Harbal wrote: ↑Fri Sep 16, 2022 7:20 pm
I have found a way to think of morality, or the priniple of it, as being objective, albeit that I may be the only one who thinks of it in such a way. Morality is objective in the sense that it exists within the human psyche.
Hold on, though.
Leprechauns "exist within the human psyche." So does the flat-earth theory...that, too is a phenomenon of human psyche, and at one time, a universal one.
Lust, greed, aggression, covetousness, deceptiveness, hatred...all exist within the human psyche. Where else? Are they "moral"?
The human being is programmed...
Whoops! Passsive voice.

That means a sentence with no "doer" specified.
Before we go on, who is your "programmer"?
...with the capacity and propencity for adopting a system of morality.
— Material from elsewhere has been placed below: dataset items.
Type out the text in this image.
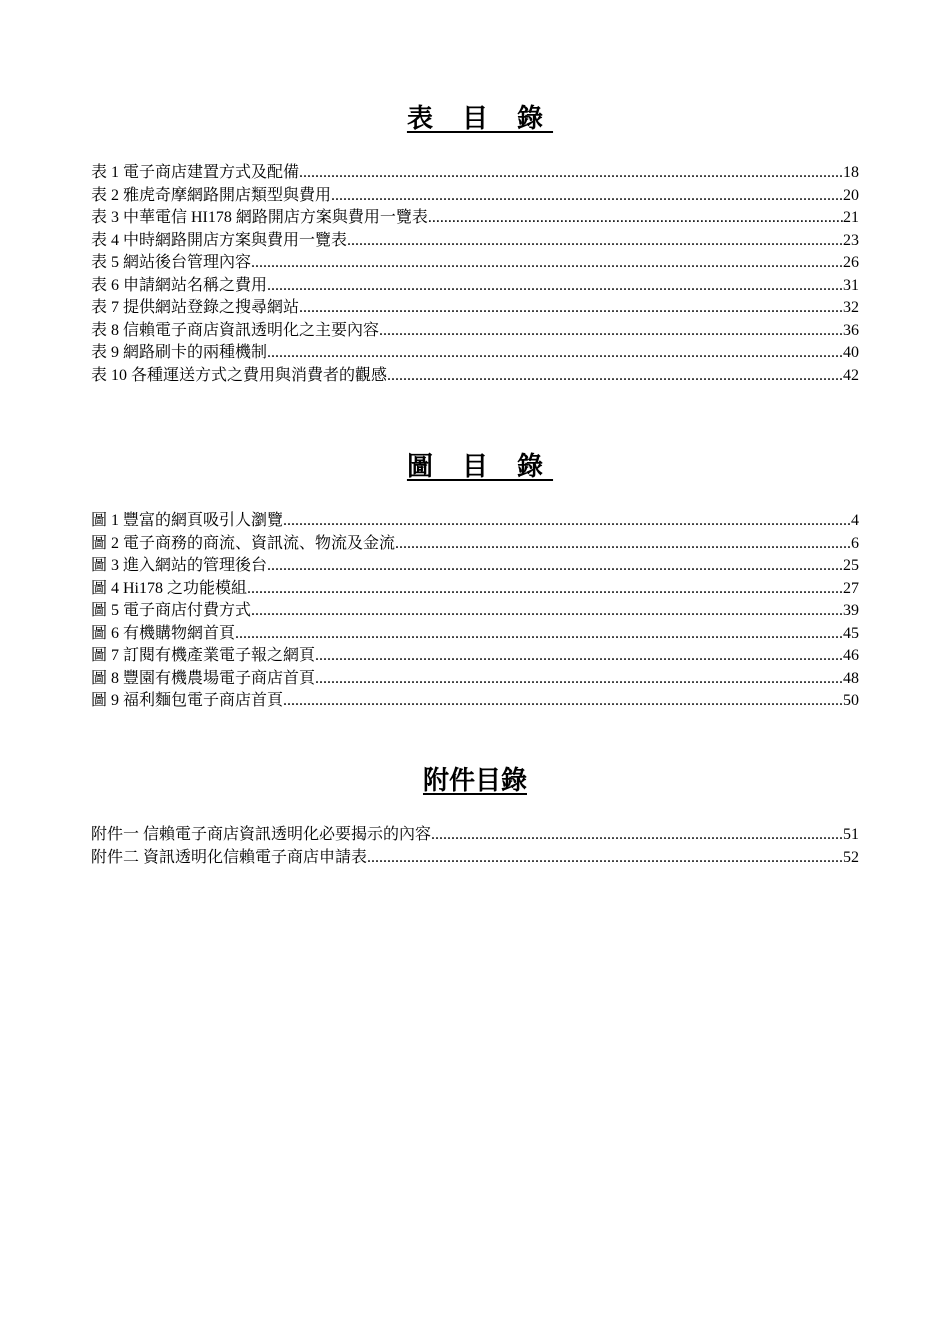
表 目 錄
表 1 電子商店建置方式及配備 .....	18
表 2 雅虎奇摩網路開店類型與費用 .....	20
表 3 中華電信 HI178 網路開店方案與費用一覽表 .....	21
表 4 中時網路開店方案與費用一覽表 .....	23
表 5 網站後台管理內容 .....	26
表 6 申請網站名稱之費用 .....	31
表 7 提供網站登錄之搜尋網站 .....	32
表 8 信賴電子商店資訊透明化之主要內容 .....	36
表 9 網路刷卡的兩種機制 .....	40
表 10 各種運送方式之費用與消費者的觀感 .....	42
圖 目 錄
圖 1 豐富的網頁吸引人瀏覽 .....	4
圖 2 電子商務的商流、資訊流、物流及金流 .....	6
圖 3 進入網站的管理後台 .....	25
圖 4 Hi178 之功能模組 .....	27
圖 5 電子商店付費方式 .....	39
圖 6 有機購物網首頁 .....	45
圖 7 訂閱有機產業電子報之網頁 .....	46
圖 8 豐園有機農場電子商店首頁 .....	48
圖 9 福利麵包電子商店首頁 .....	50
附件目錄
附件一 信賴電子商店資訊透明化必要揭示的內容 .....	51
附件二 資訊透明化信賴電子商店申請表 .....	52
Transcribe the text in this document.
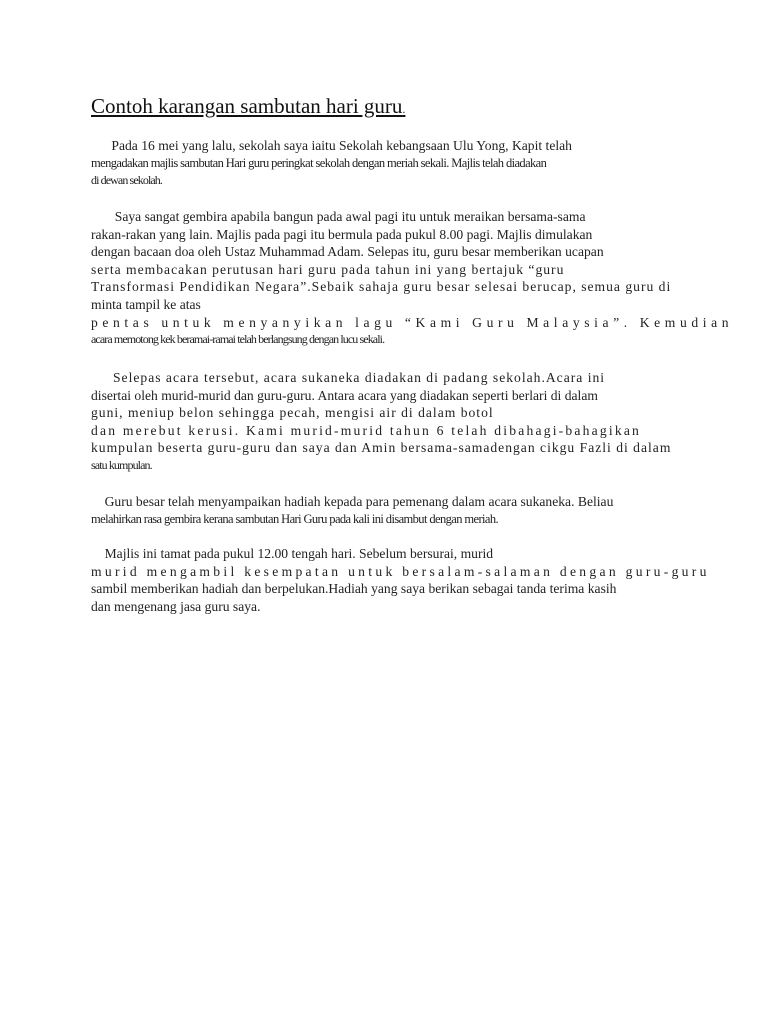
Contoh karangan sambutan hari guru.

Pada 16 mei yang lalu, sekolah saya iaitu Sekolah kebangsaan Ulu Yong, Kapit telah
mengadakan majlis sambutan Hari guru peringkat sekolah dengan meriah sekali. Majlis telah diadakan
di dewan sekolah.

Saya sangat gembira apabila bangun pada awal pagi itu untuk meraikan bersama-sama
rakan-rakan yang lain. Majlis pada pagi itu bermula pada pukul 8.00 pagi. Majlis dimulakan
dengan bacaan doa oleh Ustaz Muhammad Adam. Selepas itu, guru besar memberikan ucapan
serta membacakan perutusan hari guru pada tahun ini yang bertajuk “guru
Transformasi Pendidikan Negara”.Sebaik sahaja guru besar selesai berucap, semua guru di
minta tampil ke atas
pentas untuk menyanyikan lagu “Kami Guru Malaysia”. Kemudian
acara memotong kek beramai-ramai telah berlangsung dengan lucu sekali.

Selepas acara tersebut, acara sukaneka diadakan di padang sekolah.Acara ini
disertai oleh murid-murid dan guru-guru. Antara acara yang diadakan seperti berlari di dalam
guni, meniup belon sehingga pecah, mengisi air di dalam botol
dan merebut kerusi. Kami murid-murid tahun 6 telah dibahagi-bahagikan
kumpulan beserta guru-guru dan saya dan Amin bersama-samadengan cikgu Fazli di dalam
satu kumpulan.

Guru besar telah menyampaikan hadiah kepada para pemenang dalam acara sukaneka. Beliau
melahirkan rasa gembira kerana sambutan Hari Guru pada kali ini disambut dengan meriah.

Majlis ini tamat pada pukul 12.00 tengah hari. Sebelum bersurai, murid
murid mengambil kesempatan untuk bersalam-salaman dengan guru-guru
sambil memberikan hadiah dan berpelukan.Hadiah yang saya berikan sebagai tanda terima kasih
dan mengenang jasa guru saya.
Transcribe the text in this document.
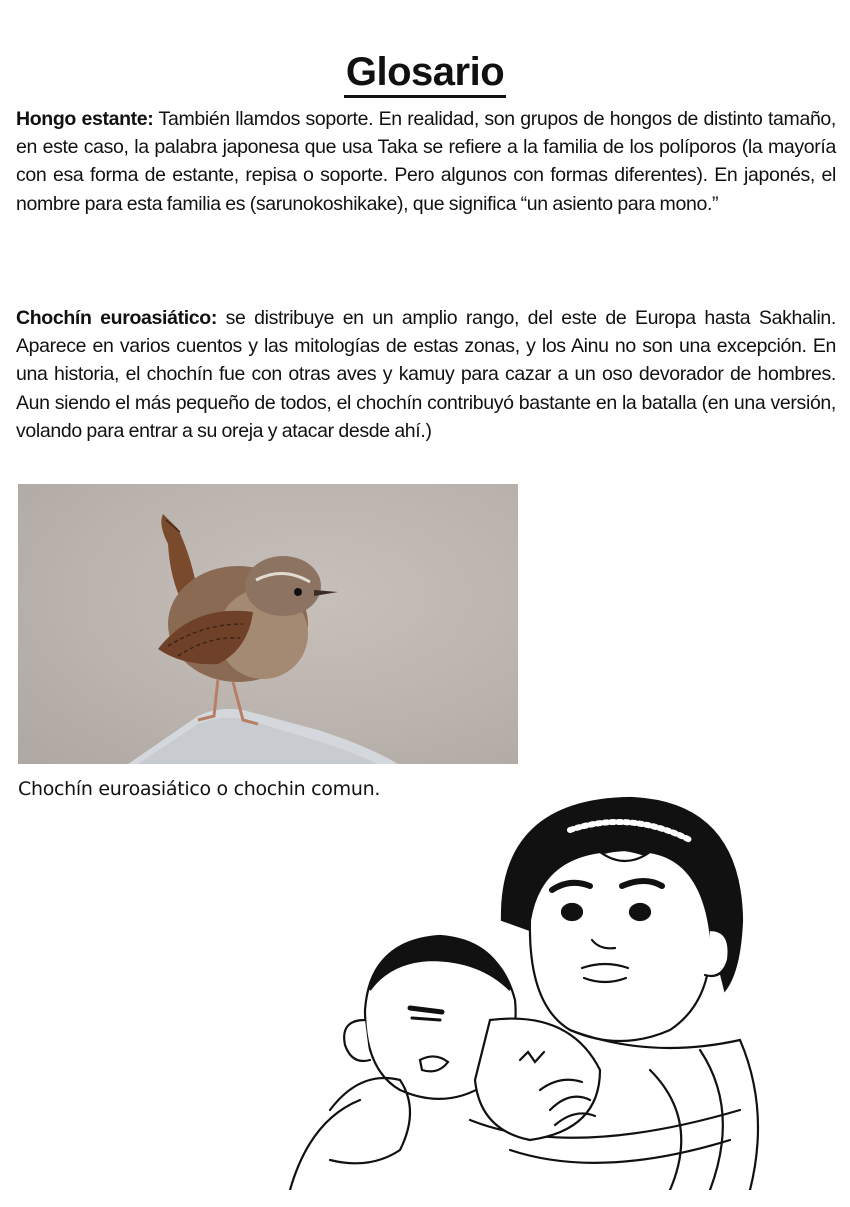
Glosario

Hongo estante: También llamdos soporte. En realidad, son grupos de hongos de distinto tamaño, en este caso, la palabra japonesa que usa Taka se refiere a la familia de los políporos (la mayoría con esa forma de estante, repisa o soporte. Pero algunos con formas diferentes). En japonés, el nombre para esta familia es (sarunokoshikake), que significa “un asiento para mono.”

Chochín euroasiático: se distribuye en un amplio rango, del este de Europa hasta Sakhalin. Aparece en varios cuentos y las mitologías de estas zonas, y los Ainu no son una excepción. En una historia, el chochín fue con otras aves y kamuy para cazar a un oso devorador de hombres. Aun siendo el más pequeño de todos, el chochín contribuyó bastante en la batalla (en una versión, volando para entrar a su oreja y atacar desde ahí.)

Chochín euroasiático o chochin comun.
The "programmer" is an entity capable of creating this thing called "morality"? And he puts it into the human psyche? Please continue...
This is so obvious that it accounts for the fact that it never occurs to those of us who have no vested interest in resisting that thought to even bother putting it into words, which is why we don't have those words readily available when called upon to produce them.
The impulse to believe in morality is subconscious, you mean? And some of us, if we spend time thinking about it, maybe, can also process it consciously? We can "put it into words," but they cannot, because although they're "programmed" justs as we are, they "don't have those world readily available?"
Am I with you, so far?
All we need now is to explain how it came to be that impersonal forces, or evolution, "came up with" the idea to program us, universally, for a thing that has no reality outside the psyche. Once we understand that, maybe the problem of morality will indeed be solved...
...and we'll all suddenly realize that none of us really needed to be moral at all. Rather like Nietzsche said.